Çünkü aşk ne bir matematik gibi karmaşık ne de formülleri olan bir kuraldan ibaret değildir. Aşkı anlamak için duygu gerekir ve her şeyden önce ise hissetmek...Aradan tam bir ay geçmişti.
Ali hala aklıma geliyordu ama er ya da geç zaten unutacaktım her şeyin bir zorluğu olduğu gibi bunun da bir zorluğu olmuştu elbet. Zaten içimde hiçbir sevginin kalmadığına emindim
Bundan sonra Keremle olan harika birlikteliğimi bırakıp Ali'nin yanına gidecek değildim ama yine de unutmak zordu onun gözlerini, sana bakışını, kokusunu nasıl unutabilirsin ki? Aramızda hiçbir şey olmayan çocuk her an her yerde aklıma geliyordu. Sahi hiçbir şey yaşanmamıştı aramızda en ufak bir öpüşme bile olmamıştı galiba hepsi o şeytan kardeşim sayesindeydi hayatımı mahveden kardeşim sayesinde...

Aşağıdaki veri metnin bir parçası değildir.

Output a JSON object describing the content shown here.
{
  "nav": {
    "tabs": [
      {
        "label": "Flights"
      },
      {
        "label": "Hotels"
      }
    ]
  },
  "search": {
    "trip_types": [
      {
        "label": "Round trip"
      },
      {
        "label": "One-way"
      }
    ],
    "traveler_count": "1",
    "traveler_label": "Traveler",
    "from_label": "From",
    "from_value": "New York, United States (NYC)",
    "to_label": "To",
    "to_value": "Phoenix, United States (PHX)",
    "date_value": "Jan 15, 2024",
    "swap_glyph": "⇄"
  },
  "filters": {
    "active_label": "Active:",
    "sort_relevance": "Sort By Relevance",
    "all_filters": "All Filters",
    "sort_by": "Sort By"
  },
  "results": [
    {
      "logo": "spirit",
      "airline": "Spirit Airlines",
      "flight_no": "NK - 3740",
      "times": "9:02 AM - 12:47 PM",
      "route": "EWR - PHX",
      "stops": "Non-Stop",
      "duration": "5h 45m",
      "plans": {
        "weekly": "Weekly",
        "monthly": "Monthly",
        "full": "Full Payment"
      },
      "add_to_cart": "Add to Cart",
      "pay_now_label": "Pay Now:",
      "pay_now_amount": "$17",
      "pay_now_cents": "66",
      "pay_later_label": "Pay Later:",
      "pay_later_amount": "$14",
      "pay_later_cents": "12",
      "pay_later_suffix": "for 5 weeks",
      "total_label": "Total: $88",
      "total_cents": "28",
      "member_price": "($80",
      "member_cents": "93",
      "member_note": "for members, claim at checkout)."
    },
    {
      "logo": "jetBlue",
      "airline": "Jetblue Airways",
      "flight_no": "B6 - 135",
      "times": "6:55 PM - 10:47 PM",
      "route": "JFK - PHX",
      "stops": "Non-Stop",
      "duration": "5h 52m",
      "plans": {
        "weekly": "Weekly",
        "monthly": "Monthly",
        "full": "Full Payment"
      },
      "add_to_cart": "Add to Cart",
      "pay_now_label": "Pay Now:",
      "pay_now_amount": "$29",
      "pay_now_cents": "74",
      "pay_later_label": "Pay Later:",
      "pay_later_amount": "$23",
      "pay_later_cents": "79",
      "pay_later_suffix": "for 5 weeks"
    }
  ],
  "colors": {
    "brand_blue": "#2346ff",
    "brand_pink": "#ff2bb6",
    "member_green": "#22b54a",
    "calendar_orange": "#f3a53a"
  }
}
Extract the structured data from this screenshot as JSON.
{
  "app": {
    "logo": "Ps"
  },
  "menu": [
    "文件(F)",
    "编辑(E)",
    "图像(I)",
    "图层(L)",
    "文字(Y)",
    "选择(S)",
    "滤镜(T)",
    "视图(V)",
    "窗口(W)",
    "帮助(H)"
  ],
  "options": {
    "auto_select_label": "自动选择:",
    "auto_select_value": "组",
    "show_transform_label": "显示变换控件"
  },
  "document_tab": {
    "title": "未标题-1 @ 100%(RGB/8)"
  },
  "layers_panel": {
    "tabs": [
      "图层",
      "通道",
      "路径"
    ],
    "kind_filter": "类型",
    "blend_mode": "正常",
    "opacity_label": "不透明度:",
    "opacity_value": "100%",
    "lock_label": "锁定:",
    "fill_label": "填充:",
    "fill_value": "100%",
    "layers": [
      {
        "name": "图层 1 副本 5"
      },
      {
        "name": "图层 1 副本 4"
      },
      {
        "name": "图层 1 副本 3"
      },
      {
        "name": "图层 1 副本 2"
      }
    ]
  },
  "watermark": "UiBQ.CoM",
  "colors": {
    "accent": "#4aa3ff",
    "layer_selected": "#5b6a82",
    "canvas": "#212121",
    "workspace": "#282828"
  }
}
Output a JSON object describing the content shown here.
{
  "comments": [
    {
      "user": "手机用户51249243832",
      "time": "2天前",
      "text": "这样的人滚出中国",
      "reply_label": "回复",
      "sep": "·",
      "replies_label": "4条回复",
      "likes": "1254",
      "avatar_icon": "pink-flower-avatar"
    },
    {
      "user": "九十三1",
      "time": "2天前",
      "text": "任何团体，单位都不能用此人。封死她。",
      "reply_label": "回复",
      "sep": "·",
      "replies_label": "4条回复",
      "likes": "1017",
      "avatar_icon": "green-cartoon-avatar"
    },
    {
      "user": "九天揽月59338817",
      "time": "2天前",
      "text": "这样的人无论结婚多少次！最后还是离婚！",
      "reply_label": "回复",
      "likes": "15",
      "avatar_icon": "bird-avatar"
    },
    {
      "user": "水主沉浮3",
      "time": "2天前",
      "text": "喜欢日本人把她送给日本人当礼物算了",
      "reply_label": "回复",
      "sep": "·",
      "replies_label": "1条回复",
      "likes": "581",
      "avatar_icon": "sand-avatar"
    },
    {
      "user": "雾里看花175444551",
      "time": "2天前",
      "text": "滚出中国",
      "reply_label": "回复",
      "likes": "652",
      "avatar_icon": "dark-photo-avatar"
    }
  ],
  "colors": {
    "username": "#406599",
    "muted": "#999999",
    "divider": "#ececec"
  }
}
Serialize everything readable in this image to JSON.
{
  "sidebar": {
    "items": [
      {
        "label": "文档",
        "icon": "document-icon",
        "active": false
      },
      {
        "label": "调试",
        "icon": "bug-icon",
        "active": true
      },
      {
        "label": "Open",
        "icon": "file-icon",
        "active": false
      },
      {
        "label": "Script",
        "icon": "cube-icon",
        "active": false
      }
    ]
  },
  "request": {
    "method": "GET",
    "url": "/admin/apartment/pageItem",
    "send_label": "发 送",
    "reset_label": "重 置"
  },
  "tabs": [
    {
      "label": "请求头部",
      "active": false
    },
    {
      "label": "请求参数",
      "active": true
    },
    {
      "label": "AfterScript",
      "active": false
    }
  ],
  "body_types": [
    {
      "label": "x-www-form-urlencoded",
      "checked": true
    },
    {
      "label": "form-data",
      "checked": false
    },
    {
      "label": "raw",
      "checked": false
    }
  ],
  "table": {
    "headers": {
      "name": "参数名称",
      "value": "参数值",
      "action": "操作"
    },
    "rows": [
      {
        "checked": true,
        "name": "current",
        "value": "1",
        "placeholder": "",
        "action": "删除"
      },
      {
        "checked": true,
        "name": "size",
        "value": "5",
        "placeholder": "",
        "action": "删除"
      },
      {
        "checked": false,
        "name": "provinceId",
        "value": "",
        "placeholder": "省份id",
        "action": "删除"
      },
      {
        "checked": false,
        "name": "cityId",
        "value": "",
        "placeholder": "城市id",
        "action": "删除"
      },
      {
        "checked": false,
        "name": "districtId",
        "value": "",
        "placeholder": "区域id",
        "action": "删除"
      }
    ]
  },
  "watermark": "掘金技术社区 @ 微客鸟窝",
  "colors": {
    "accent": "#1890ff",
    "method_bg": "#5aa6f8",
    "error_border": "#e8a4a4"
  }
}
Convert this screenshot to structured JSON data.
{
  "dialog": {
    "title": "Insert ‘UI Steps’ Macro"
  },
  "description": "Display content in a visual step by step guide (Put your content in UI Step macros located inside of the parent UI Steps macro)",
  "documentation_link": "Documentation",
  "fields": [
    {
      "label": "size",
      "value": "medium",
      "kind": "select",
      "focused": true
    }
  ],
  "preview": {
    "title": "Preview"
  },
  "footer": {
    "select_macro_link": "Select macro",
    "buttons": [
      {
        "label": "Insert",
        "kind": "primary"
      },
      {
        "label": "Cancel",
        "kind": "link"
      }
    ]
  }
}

Ama zaten Kerem ile birlikteydik artık benim için çok değerli birisi olmuştu şimdiden ve tabi ki de beni de değerli birisiymişim gibi hissettiriyordu. Onun yanındayken kendimi mutlu hissediyordum daha şimdiden bile kaç tane öpüşme sayamadığım binlerce mesaj ve daha niceleri... gerçekten çok mutluydum hani olur ya çok olgun bir insansındır ama onun yanına gelince bir anda çocuksu ve neşeli olursunuz işte bunun gibi bir şeydi.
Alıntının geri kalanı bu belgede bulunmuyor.